Klebeband, offiziell, Falschparken, Hamburg
Die Büschstraße in HH kennt kaum jemand beim Namen. Sie verbindet den Gänsemarkt mit den Collonaden. Ein Weg, den ich immer mal wieder gehe, wenns zum Mittachessen geht.

Man geht da an einem Bauzaun lang, der wohl noch solange dasteht, wie das ehemalige UfA-Haus zu yet another Bürokomplex umgebaut wird. An dessen Ende stehen auf der rechten Seite parkende Autos und auf der linken Halteverbotsschilder.
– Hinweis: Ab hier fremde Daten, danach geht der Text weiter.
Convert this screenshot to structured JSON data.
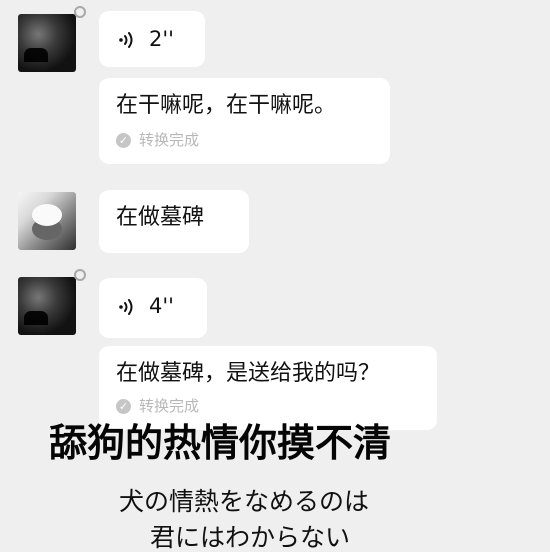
{
  "chat": {
    "messages": [
      {
        "duration": "2''"
      },
      {
        "text": "在干嘛呢，在干嘛呢。",
        "status": "转换完成"
      },
      {
        "text": "在做墓碑"
      },
      {
        "duration": "4''"
      },
      {
        "text": "在做墓碑，是送给我的吗？",
        "status": "转换完成"
      }
    ]
  },
  "caption": {
    "main": "舔狗的热情你摸不清",
    "sub1": "犬の情熱をなめるのは",
    "sub2": "君にはわからない"
  },
  "icons": {
    "voice": "voice-wave-icon",
    "check": "check-circle-icon",
    "status_dot": "status-dot-icon"
  },
  "colors": {
    "background": "#efefef",
    "bubble": "#ffffff",
    "status_text": "#b8b8b8",
    "caption_text": "#050505"
  }
}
Auf der Seite, auf der die Autos parken, gilt auch das absolute Halteverbot. Das ist aber gar nicht so leicht zu erkennen. Weswegen es auch kein Wunder ist, dass an allen Autos ein Knöllchen prangt.
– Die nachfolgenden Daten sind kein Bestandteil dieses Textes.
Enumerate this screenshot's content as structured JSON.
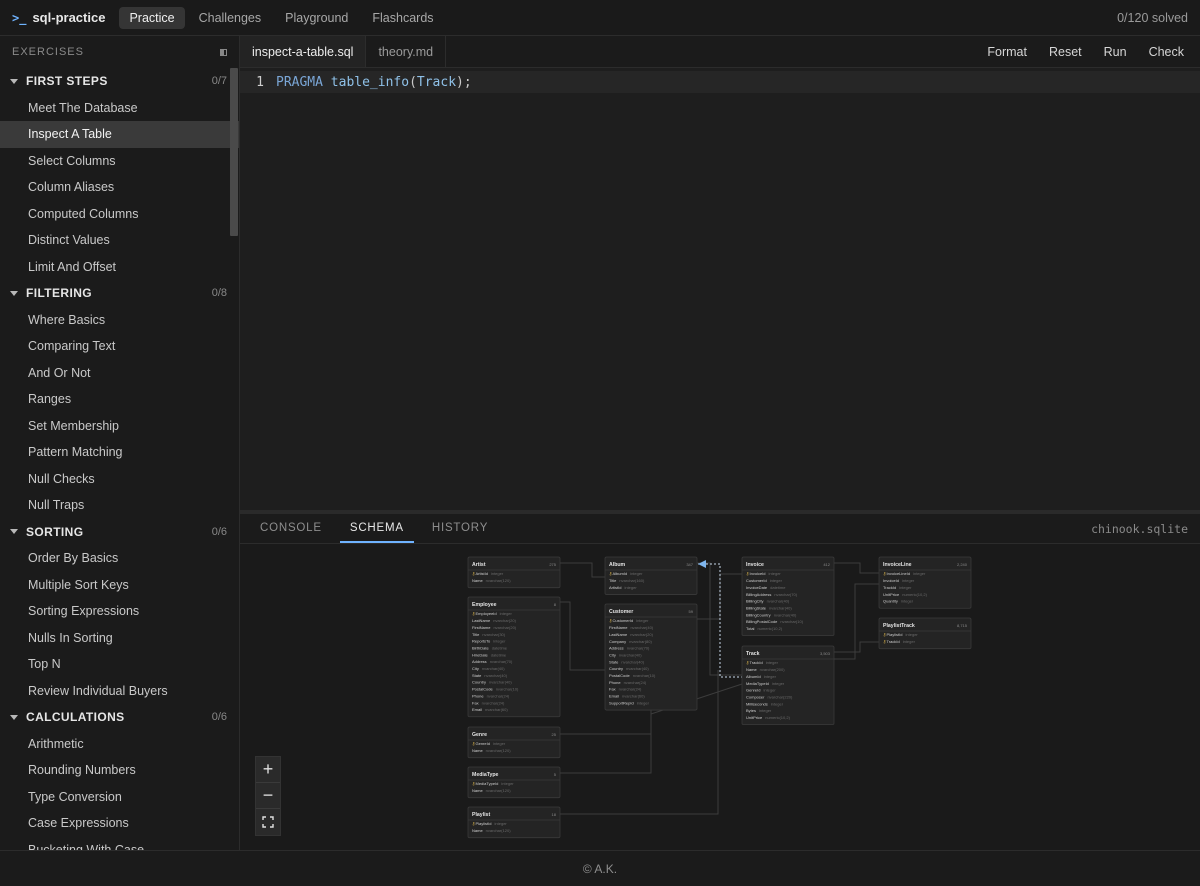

Heute habe ich einen Udl gesehen, der welche verteilte. Und so lernte ich etwas neues: es gibt offizielles Klebeband, das aus Parkverboten absolute Halteverbote machen kann.


Aufmerksam wurde ich, als ich versuchte mich selbst zurechtzufinden. Bei den vielen Schildern und Schilderskeletten, die da in der kleinen Straße stehen nicht ganz einfach. Ein überhängtes, also offensichtlich ungültiges Schild, zwei Schilderpfeiler, die aber keine Schilder mehr tragen und ein Halteverbotsschild, das undeutlich seit 2006 gilt, nach nochmaligem Lesen, aber erst am Juli 2008 gilt stehen auf ca 100 Metern nebeneinander. Dazwischen das obige Parkverbotsschild, das einen schwarz-rot-schwarzen Klebestreifen verpasst bekommen hat. Nun kann man denken, dieses Schild ist ebenfalls nicht gültig, immerhin ist mit der Baustelle ja eine temporär andere Verkehrssituation eingetreten.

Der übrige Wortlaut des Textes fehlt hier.